Anti-SARS-CoV-2 Antibody Subclass Response and Cytokine Storm in Severe COVID-19 Patients Under Intensive Care Unit

Background SARS-CoV-2, the virus responsible for the COVID-19 pandemic, has diverse clinical presentations and varying degrees of severity, accounting for millions of deaths and the leading cause of intensive care unit (ICU) admissions during the pandemic. In this study, we sought to evaluate potential immunological biomarkers (antibodies, chemokines, cytokines, and growth factors) that predict clinical outcomes in circulating samples from patients with "Severe COVID" admitted to the ICU. Methods This is a prospective longitudinal study using peripheral blood samples from 30 patients admitted to the ICU with severe COVID-19 [with the outcomes discharge (DIS) and death (DEA)] and 30 healthy controls.
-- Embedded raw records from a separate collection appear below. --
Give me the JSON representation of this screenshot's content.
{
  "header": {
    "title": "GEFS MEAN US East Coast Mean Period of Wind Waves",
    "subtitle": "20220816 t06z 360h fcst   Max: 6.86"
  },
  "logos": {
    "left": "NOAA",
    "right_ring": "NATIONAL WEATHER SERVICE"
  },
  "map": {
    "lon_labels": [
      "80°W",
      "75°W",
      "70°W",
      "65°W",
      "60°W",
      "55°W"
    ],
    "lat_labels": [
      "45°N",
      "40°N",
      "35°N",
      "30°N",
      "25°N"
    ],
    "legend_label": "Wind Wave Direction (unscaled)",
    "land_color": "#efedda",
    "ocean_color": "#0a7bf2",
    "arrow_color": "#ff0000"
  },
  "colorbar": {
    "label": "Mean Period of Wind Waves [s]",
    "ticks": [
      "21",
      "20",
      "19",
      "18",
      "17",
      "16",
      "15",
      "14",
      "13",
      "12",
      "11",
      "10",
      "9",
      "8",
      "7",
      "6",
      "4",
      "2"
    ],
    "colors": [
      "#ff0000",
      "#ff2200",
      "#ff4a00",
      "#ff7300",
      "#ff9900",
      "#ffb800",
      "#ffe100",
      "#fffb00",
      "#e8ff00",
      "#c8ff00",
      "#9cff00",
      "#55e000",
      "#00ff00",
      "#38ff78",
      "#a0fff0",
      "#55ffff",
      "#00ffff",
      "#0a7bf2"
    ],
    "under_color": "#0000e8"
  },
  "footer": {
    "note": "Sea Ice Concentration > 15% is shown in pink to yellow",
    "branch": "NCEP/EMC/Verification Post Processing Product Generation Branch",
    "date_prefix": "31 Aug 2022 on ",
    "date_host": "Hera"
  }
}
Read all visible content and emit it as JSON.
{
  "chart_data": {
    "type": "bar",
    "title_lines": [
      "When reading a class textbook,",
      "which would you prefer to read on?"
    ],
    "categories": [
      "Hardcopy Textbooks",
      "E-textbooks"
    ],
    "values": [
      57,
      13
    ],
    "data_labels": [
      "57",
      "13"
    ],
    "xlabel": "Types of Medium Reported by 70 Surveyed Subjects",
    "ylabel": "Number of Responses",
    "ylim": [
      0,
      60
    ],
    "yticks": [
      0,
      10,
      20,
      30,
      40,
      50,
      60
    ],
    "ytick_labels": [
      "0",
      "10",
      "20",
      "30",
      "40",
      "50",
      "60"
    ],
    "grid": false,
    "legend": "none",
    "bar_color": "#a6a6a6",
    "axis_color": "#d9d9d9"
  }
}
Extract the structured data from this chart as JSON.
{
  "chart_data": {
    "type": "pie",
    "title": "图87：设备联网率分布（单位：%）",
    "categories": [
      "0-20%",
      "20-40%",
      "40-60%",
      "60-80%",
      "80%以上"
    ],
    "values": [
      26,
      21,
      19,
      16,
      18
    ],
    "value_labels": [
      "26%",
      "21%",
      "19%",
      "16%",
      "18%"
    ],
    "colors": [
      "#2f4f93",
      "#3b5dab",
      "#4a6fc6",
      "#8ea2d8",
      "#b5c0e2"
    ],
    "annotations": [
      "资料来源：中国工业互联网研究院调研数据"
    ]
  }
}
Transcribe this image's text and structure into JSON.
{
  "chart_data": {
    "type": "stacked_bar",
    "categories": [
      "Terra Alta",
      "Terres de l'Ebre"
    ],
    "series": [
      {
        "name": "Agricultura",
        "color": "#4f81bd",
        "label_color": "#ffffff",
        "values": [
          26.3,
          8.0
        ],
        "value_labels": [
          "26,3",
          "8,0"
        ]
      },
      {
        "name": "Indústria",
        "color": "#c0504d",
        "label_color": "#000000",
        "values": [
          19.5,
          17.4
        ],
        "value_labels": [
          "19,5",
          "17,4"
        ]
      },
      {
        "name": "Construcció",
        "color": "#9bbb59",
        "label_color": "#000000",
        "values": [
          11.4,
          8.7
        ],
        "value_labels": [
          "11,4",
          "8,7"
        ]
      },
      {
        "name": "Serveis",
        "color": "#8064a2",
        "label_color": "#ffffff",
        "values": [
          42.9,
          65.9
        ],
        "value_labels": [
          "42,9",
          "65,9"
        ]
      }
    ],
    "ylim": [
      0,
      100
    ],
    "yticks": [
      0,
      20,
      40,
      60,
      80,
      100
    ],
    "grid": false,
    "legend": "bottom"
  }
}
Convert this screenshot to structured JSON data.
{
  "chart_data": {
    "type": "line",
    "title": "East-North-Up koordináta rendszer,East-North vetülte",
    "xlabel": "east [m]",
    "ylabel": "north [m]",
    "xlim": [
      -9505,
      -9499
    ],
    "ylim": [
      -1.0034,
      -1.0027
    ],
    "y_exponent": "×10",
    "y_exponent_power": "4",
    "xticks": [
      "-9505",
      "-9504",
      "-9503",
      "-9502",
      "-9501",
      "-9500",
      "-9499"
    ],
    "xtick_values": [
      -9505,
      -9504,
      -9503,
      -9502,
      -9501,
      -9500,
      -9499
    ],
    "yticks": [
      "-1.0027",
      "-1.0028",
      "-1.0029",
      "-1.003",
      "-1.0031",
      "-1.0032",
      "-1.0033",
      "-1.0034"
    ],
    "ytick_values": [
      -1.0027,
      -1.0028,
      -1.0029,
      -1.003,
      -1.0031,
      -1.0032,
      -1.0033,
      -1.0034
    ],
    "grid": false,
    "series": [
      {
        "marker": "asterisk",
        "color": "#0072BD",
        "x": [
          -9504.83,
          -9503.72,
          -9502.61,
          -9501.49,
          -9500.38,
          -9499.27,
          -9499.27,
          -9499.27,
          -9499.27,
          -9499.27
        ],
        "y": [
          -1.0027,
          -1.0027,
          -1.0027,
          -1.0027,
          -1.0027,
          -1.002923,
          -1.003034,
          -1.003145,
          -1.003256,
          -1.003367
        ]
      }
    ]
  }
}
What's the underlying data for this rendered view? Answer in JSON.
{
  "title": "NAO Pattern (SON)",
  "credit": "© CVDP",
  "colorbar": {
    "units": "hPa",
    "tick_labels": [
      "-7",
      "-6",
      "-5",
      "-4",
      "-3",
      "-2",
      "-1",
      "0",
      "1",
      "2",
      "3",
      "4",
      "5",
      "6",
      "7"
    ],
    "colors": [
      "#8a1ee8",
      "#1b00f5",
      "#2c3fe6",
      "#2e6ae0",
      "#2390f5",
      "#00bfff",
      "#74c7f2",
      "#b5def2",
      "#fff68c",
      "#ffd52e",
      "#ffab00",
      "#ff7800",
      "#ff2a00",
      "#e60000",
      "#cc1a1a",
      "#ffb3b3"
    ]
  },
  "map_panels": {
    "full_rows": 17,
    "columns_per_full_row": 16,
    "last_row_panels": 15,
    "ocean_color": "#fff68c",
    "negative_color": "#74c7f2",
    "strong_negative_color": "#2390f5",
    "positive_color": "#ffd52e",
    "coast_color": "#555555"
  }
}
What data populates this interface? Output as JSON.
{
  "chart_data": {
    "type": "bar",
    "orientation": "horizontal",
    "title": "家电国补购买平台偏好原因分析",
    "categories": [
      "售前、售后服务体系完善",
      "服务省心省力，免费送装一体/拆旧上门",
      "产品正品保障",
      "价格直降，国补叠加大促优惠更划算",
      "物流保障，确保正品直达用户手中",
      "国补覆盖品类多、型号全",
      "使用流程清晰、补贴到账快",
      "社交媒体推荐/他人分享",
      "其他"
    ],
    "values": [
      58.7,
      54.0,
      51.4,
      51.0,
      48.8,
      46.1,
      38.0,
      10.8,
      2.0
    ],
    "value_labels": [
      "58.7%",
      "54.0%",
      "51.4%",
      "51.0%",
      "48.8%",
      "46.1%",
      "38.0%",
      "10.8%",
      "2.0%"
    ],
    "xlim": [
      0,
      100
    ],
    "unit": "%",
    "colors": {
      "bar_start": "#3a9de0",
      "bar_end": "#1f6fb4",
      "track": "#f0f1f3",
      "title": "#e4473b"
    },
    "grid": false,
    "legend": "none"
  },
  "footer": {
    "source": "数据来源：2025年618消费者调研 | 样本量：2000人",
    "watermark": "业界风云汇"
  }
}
Clinical and laboratory data were collected during patient evaluation. Furthermore, immunological molecules are being quantified using the Luminex methodology, a multiplex immunoassay. Results Males were the most common sex (70%), and 57% of patients had hypertension and diabetes mellitus. The circulating response profile differed between the study groups, with patients, regardless of outcome, presenting a heterogeneous profile of molecule production throughout the follow-up period. The DIS group showed greater control over the production of immune molecules, particularly IL-13, while the DEA group presented a profile consistent with a cytokine storm. Conclusions We suggest that IgM Anti-N and IgM Anti-RBD antibodies, along with molecules such as IFN-g (D0), TNF-a, and FGF-basic (D7), as well as CXCL8, CCL4, CXCL10, and G-CSF (D14), may be potential biomarkers of worsening clinical outcomes. Furthermore, IL-13 may play a protective role in these ICU patients.